China is set to further open up the nation’s mobile market by giving out formal commercial licenses to private firms reselling mobile services as a virtual network operators.
The Ministry of Industry and Information Technology (MIIT) launched a public consultation last week seeking industry input and feedback on the government’s proposal to issue commercial MVNO licenses to all qualified market players, including foreign-invested firms. Consultation will close on February 22.
The move comes after over four years of MVNO trials in the country. It also marks the regulator’s latest push in bringing greater foreign investment and more competition to the country’s “unbalanced” mobile market that dominated by stated-owned China Mobile, China Telecom and China Unicom.
In mid-2013, the MIIT moved to open up the country’s mobile market to MVNOs and instructed the three state-owned operators to partner with multiple MVNOs for the trials.

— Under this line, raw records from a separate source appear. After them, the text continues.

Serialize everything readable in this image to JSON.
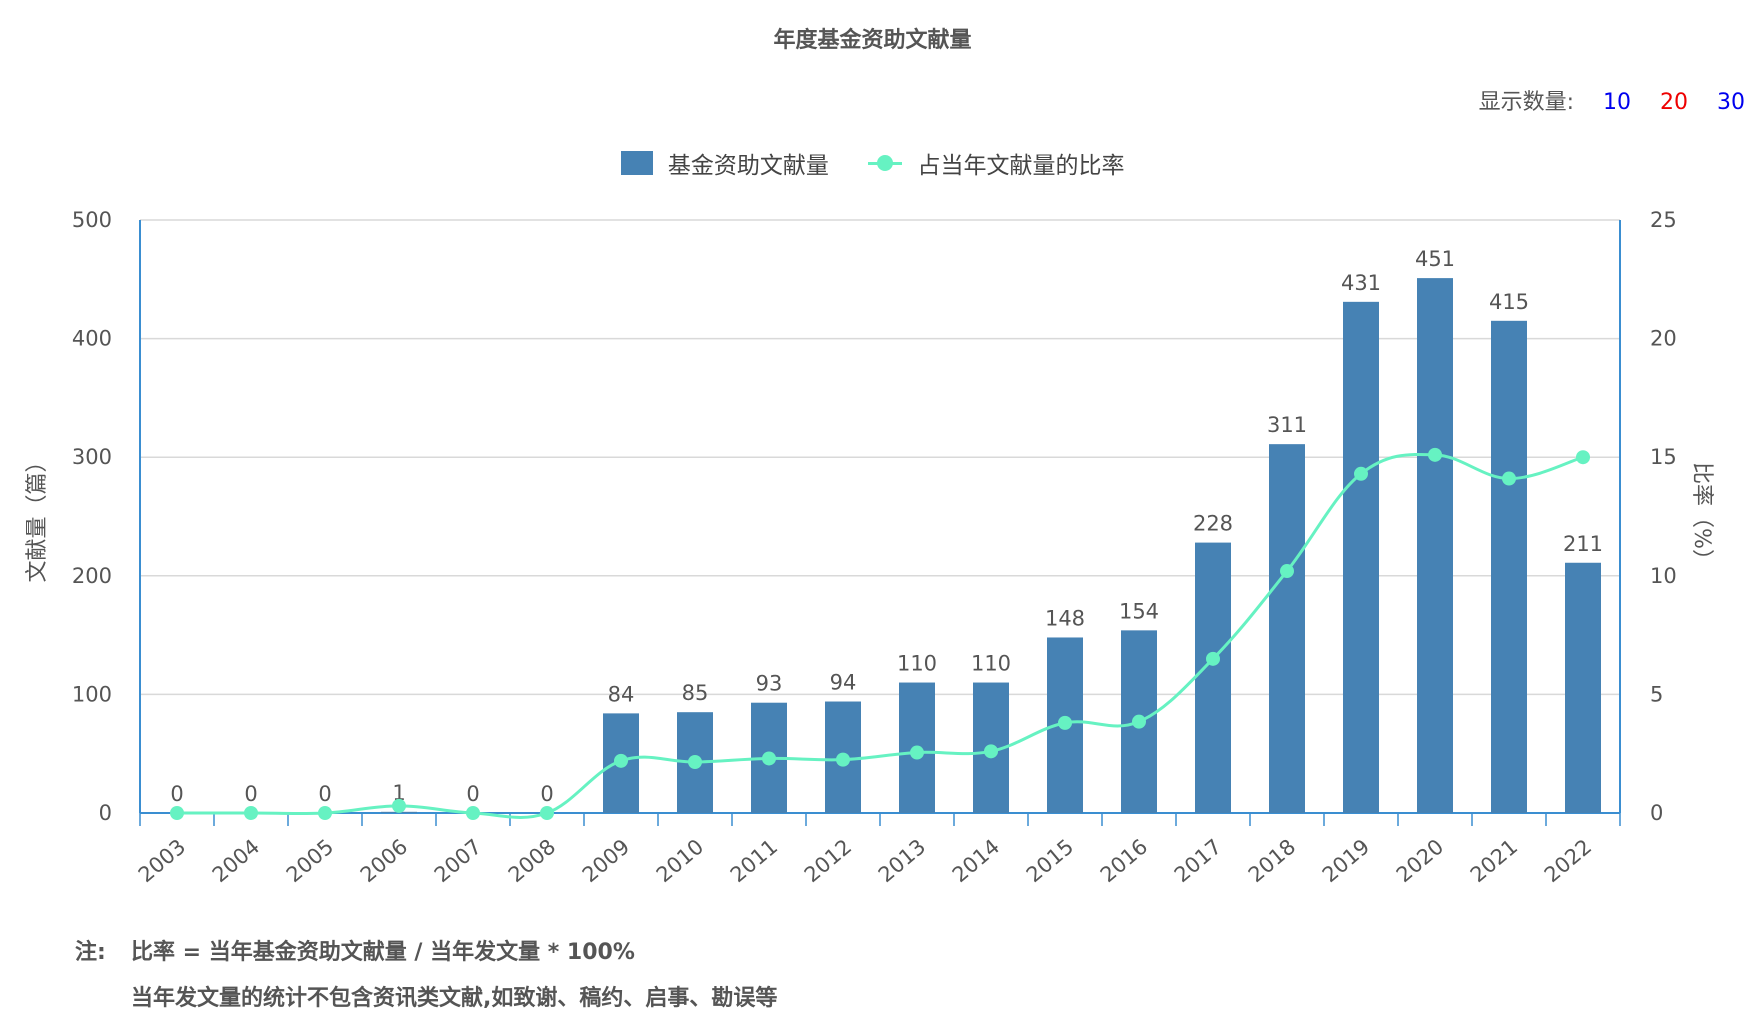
{
  "title": "年度基金资助文献量",
  "display_count": {
    "label": "显示数量:",
    "options": [
      {
        "label": "10",
        "color": "#0000ee"
      },
      {
        "label": "20",
        "color": "#ee0000"
      },
      {
        "label": "30",
        "color": "#0000ee"
      }
    ]
  },
  "legend": {
    "bar_label": "基金资助文献量",
    "line_label": "占当年文献量的比率"
  },
  "colors": {
    "bar": "#4682b4",
    "line": "#66f2c2",
    "grid": "#d9d9d9",
    "axis": "#3a8ed1",
    "text": "#555555"
  },
  "chart_data": {
    "type": "bar",
    "title": "年度基金资助文献量",
    "categories": [
      "2003",
      "2004",
      "2005",
      "2006",
      "2007",
      "2008",
      "2009",
      "2010",
      "2011",
      "2012",
      "2013",
      "2014",
      "2015",
      "2016",
      "2017",
      "2018",
      "2019",
      "2020",
      "2021",
      "2022"
    ],
    "series": [
      {
        "name": "基金资助文献量",
        "type": "bar",
        "axis": "left",
        "values": [
          0,
          0,
          0,
          1,
          0,
          0,
          84,
          85,
          93,
          94,
          110,
          110,
          148,
          154,
          228,
          311,
          431,
          451,
          415,
          211
        ]
      },
      {
        "name": "占当年文献量的比率",
        "type": "line",
        "axis": "right",
        "values": [
          0,
          0,
          0,
          0.3,
          0,
          0,
          2.2,
          2.15,
          2.3,
          2.25,
          2.55,
          2.6,
          3.8,
          3.85,
          6.5,
          10.2,
          14.3,
          15.1,
          14.1,
          15.0
        ]
      }
    ],
    "ylabel_left": "文献量（篇）",
    "ylabel_right": "比率（%）",
    "ylim_left": [
      0,
      500
    ],
    "ylim_right": [
      0,
      25
    ],
    "yticks_left": [
      "0",
      "100",
      "200",
      "300",
      "400",
      "500"
    ],
    "yticks_right": [
      "0",
      "5",
      "10",
      "15",
      "20",
      "25"
    ],
    "grid": true,
    "legend_position": "top-center"
  },
  "notes": {
    "prefix": "注:",
    "line1": "比率 = 当年基金资助文献量 / 当年发文量 * 100%",
    "line2": "当年发文量的统计不包含资讯类文献,如致谢、稿约、启事、勘误等"
  }
}
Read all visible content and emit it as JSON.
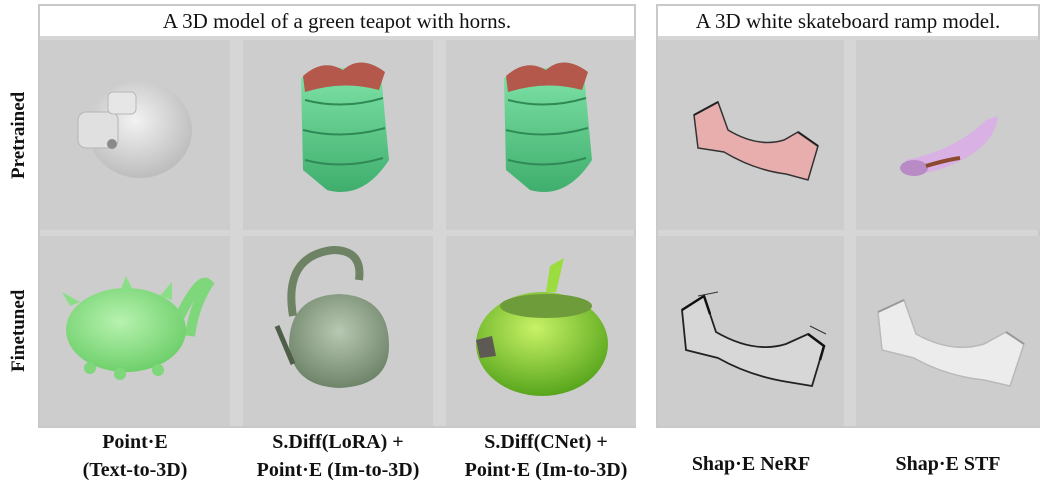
{
  "panels": {
    "left_title": "A 3D model of a green teapot with horns.",
    "right_title": "A 3D white skateboard ramp model."
  },
  "rows": {
    "pretrained": "Pretrained",
    "finetuned": "Finetuned"
  },
  "columns": [
    {
      "line1": "Point·E",
      "line2": "(Text-to-3D)"
    },
    {
      "line1": "S.Diff(LoRA) +",
      "line2": "Point·E (Im-to-3D)"
    },
    {
      "line1": "S.Diff(CNet) +",
      "line2": "Point·E (Im-to-3D)"
    },
    {
      "line1": "Shap·E NeRF",
      "line2": ""
    },
    {
      "line1": "Shap·E STF",
      "line2": ""
    }
  ]
}
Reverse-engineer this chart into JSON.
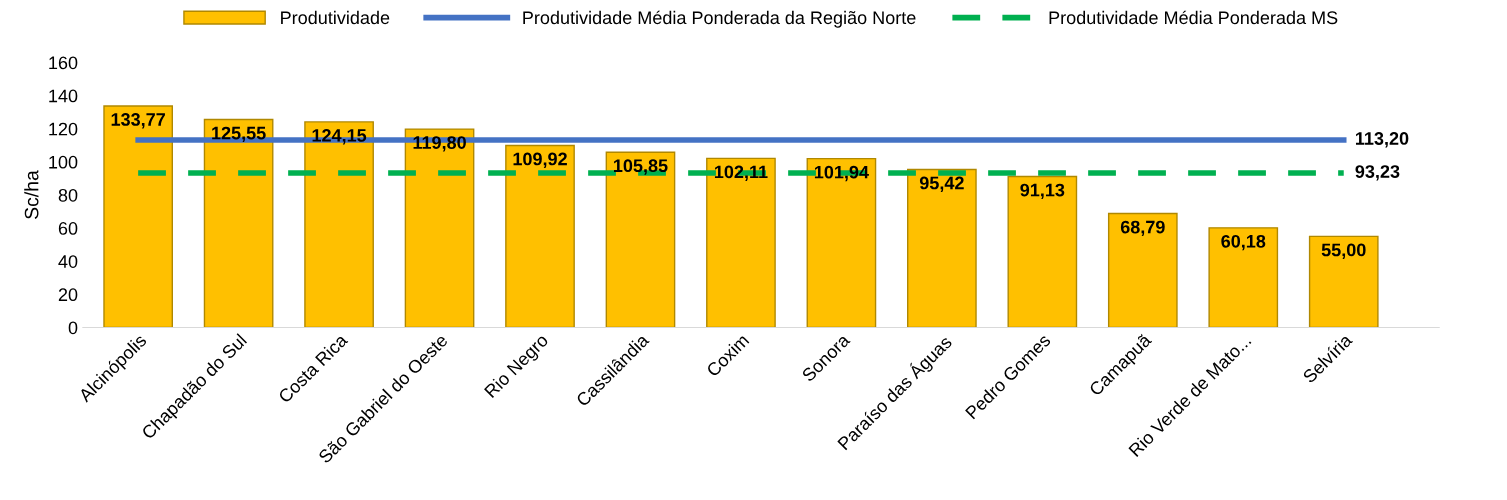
{
  "chart_data": {
    "type": "bar",
    "ylabel": "Sc/ha",
    "categories": [
      "Alcinópolis",
      "Chapadão do Sul",
      "Costa Rica",
      "São Gabriel do Oeste",
      "Rio Negro",
      "Cassilândia",
      "Coxim",
      "Sonora",
      "Paraíso das Águas",
      "Pedro Gomes",
      "Camapuã",
      "Rio Verde de Mato...",
      "Selvíria"
    ],
    "series": [
      {
        "name": "Produtividade",
        "color": "#ffc000",
        "values": [
          133.77,
          125.55,
          124.15,
          119.8,
          109.92,
          105.85,
          102.11,
          101.94,
          95.42,
          91.13,
          68.79,
          60.18,
          55.0
        ],
        "value_labels": [
          "133,77",
          "125,55",
          "124,15",
          "119,80",
          "109,92",
          "105,85",
          "102,11",
          "101,94",
          "95,42",
          "91,13",
          "68,79",
          "60,18",
          "55,00"
        ]
      },
      {
        "type": "line",
        "name": "Produtividade Média Ponderada da Região Norte",
        "color": "#4472c4",
        "line_style": "solid",
        "values": [
          113.2,
          113.2,
          113.2,
          113.2,
          113.2,
          113.2,
          113.2,
          113.2,
          113.2,
          113.2,
          113.2,
          113.2,
          113.2
        ],
        "value_labels": [
          null,
          null,
          null,
          null,
          null,
          null,
          null,
          null,
          null,
          null,
          null,
          null,
          "113,20"
        ]
      },
      {
        "type": "line",
        "name": "Produtividade Média Ponderada MS",
        "color": "#00b050",
        "line_style": "dashed",
        "values": [
          93.23,
          93.23,
          93.23,
          93.23,
          93.23,
          93.23,
          93.23,
          93.23,
          93.23,
          93.23,
          93.23,
          93.23,
          93.23
        ],
        "value_labels": [
          null,
          null,
          null,
          null,
          null,
          null,
          null,
          null,
          null,
          null,
          null,
          null,
          "93,23"
        ]
      }
    ],
    "ylim": [
      0,
      160
    ],
    "yticks": [
      0,
      20,
      40,
      60,
      80,
      100,
      120,
      140,
      160
    ],
    "grid": false,
    "legend": "top"
  }
}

Since then, there are 42 domestic private firms, including Xiaomi, JD.com and Snail Mobile, participating in the trials, reselling mobile services with their own brands in 29 provinces across the country.
According to the MIIT statistics, China had over 60 million MVNO subscribers, accounting over 4% of the country’s mobile subscriber base by the end of 2017. The MVNO market has attracted private investment worth 3.2 billion ($505 million), the regulator said.